El gran escritor siciliano Leonardo Sciascia acuñó el término professionisti dell’ Antimafia para llamar la atención sobre un grupo de personas que se valían del legítimo dolor e indignación por los crímenes mafiosos para trepar y obtener beneficios. La manipulación política del terrorismo para concitar apoyos a favor de la unidad de España o para dirigirla contra reclamaciones de mayor autogobierno o directamente para favorecer a unas siglas políticas ha sido impulsada por los mismos intereses “nacionales” que quieren configurar un relato en rojo y gualda de la violencia. Como se va comprobando, el paradigma de deshumanización que impulsó el terrorismo se reproduce ahora en el trato para con la población reclusa y sus familias. La falta de escrúpulos y compasión que demostró el terrorismo se refleja ahora en las reiteradas vulneraciones en materia penitenciaria: computo de condenas, alejamiento, trato de enfermedades, aislamiento... El tormento practicado en cuartelillos durante décadas, como si se tratara de sedes inquisitoriales, demanda una respuesta ética, que hasta la fecha eluden las autoridades gubernativas, judiciales y militares españolas y sobre cuya pertinencia los media y círculos académicos e intelectuales del reino se han desinteresado. Como si nunca hubieran ocurrido a pesar de los millares de denuncias ciudadanas y de organismos internacionales.

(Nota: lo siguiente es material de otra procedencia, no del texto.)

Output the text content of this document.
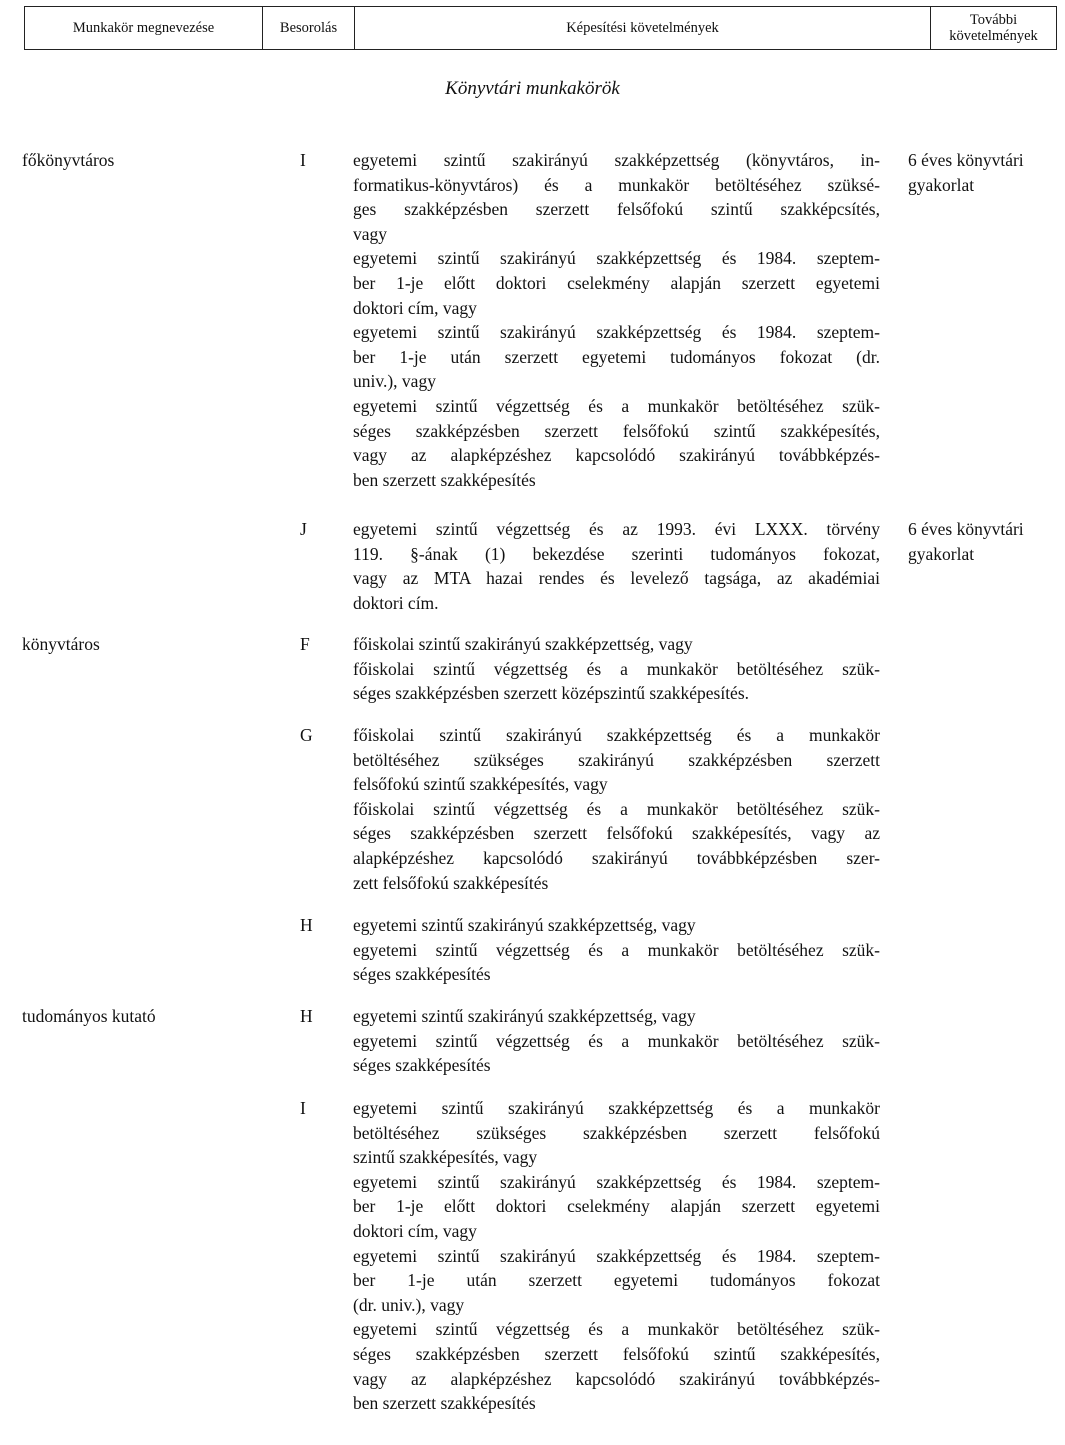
Munkakör megnevezése	Besorolás	Képesítési követelmények	További
követelmények
Könyvtári munkakörök
főkönyvtáros	I	egyetemi szintű szakirányú szakképzettség (könyvtáros, in-
formatikus-könyvtáros) és a munkakör betöltéséhez szüksé-
ges szakképzésben szerzett felsőfokú szintű szakképcsítés,
vagy
egyetemi szintű szakirányú szakképzettség és 1984. szeptem-
ber 1-je előtt doktori cselekmény alapján szerzett egyetemi
doktori cím, vagy
egyetemi szintű szakirányú szakképzettség és 1984. szeptem-
ber 1-je után szerzett egyetemi tudományos fokozat (dr.
univ.), vagy
egyetemi szintű végzettség és a munkakör betöltéséhez szük-
séges szakképzésben szerzett felsőfokú szintű szakképesítés,
vagy az alapképzéshez kapcsolódó szakirányú továbbképzés-
ben szerzett szakképesítés
6 éves könyvtári
gyakorlat
J	egyetemi szintű végzettség és az 1993. évi LXXX. törvény
119. §-ának (1) bekezdése szerinti tudományos fokozat,
vagy az MTA hazai rendes és levelező tagsága, az akadémiai
doktori cím.
6 éves könyvtári
gyakorlat
könyvtáros	F főiskolai szintű szakirányú szakképzettség, vagy
főiskolai szintű végzettség és a munkakör betöltéséhez szük-
séges szakképzésben szerzett középszintű szakképesítés.
G főiskolai szintű szakirányú szakképzettség és a munkakör
betöltéséhez szükséges szakirányú szakképzésben szerzett
felsőfokú szintű szakképesítés, vagy
főiskolai szintű végzettség és a munkakör betöltéséhez szük-
séges szakképzésben szerzett felsőfokú szakképesítés, vagy az
alapképzéshez kapcsolódó szakirányú továbbképzésben szer-
zett felsőfokú szakképesítés
H egyetemi szintű szakirányú szakképzettség, vagy
egyetemi szintű végzettség és a munkakör betöltéséhez szük-
séges szakképesítés
tudományos kutató	H egyetemi szintű szakirányú szakképzettség, vagy
egyetemi szintű végzettség és a munkakör betöltéséhez szük-
séges szakképesítés
I	egyetemi szintű szakirányú szakképzettség és a munkakör
betöltéséhez szükséges szakképzésben szerzett felsőfokú
szintű szakképesítés, vagy
egyetemi szintű szakirányú szakképzettség és 1984. szeptem-
ber 1-je előtt doktori cselekmény alapján szerzett egyetemi
doktori cím, vagy
egyetemi szintű szakirányú szakképzettség és 1984. szeptem-
ber 1-je után szerzett egyetemi tudományos fokozat
(dr. univ.), vagy
egyetemi szintű végzettség és a munkakör betöltéséhez szük-
séges szakképzésben szerzett felsőfokú szintű szakképesítés,
vagy az alapképzéshez kapcsolódó szakirányú továbbképzés-
ben szerzett szakképesítés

También la denuncia de la violencia en la esfera internacional se enfrenta a los abusos de una ética sacrificada al discurso de amigo/enemigo. Desde inicios de los años 90, las guerras en las que participa Occidente eluden controles constitucionales. Ya no hay votaciones parlamentarias para prestar el consentimiento del Estado. Los gobiernos europeos emprenden operaciones militares y entran en guerra por razones “humanitarias” sin recurrir a declaraciones formales, eludiendo requisitos como los que exige el artículo 63 de la Constitución española. Mientras que los coches-bomba o los terroristas suicidas se identifican como símbolos de una violencia deshumanizadora, el empleo masivo de explosivos desde el aire se minimaliza al máximo. La población occidental apenas es consciente, porque no se le informa y porque no quiere enterarse, de que el grado de violencia que padecen crecientes partes de la población mundial y que se aplica en su nombre es insoportable. Violencia que está en el origen de muchos flujos migratorios. Se calcula que en 2016, en nombre de los poderes civilizatorios occidentales, se arrojaron entre 26.000 y 40.000 explosivos desde drones, misiles y aviones, en su mayoría americanos, sobre Afganistán, Irak, Siria, Libia, Somalia o Pakistán. También suele ignorarse que aliados occidentales como Arabia Saudí o Qatar han suministrado apoyo financiero y militar al denominado Estado Islámico o que desde que estalló el conflicto en Yemen, el Reino Unido ha vendido en solo dos años a la dictadura saudí armas y licencias por un valor superior a trecientos mil millones de euros, casi un tercio del presupuesto anual del Reino de España.

La violencia para algunos es un negocio muy rentable.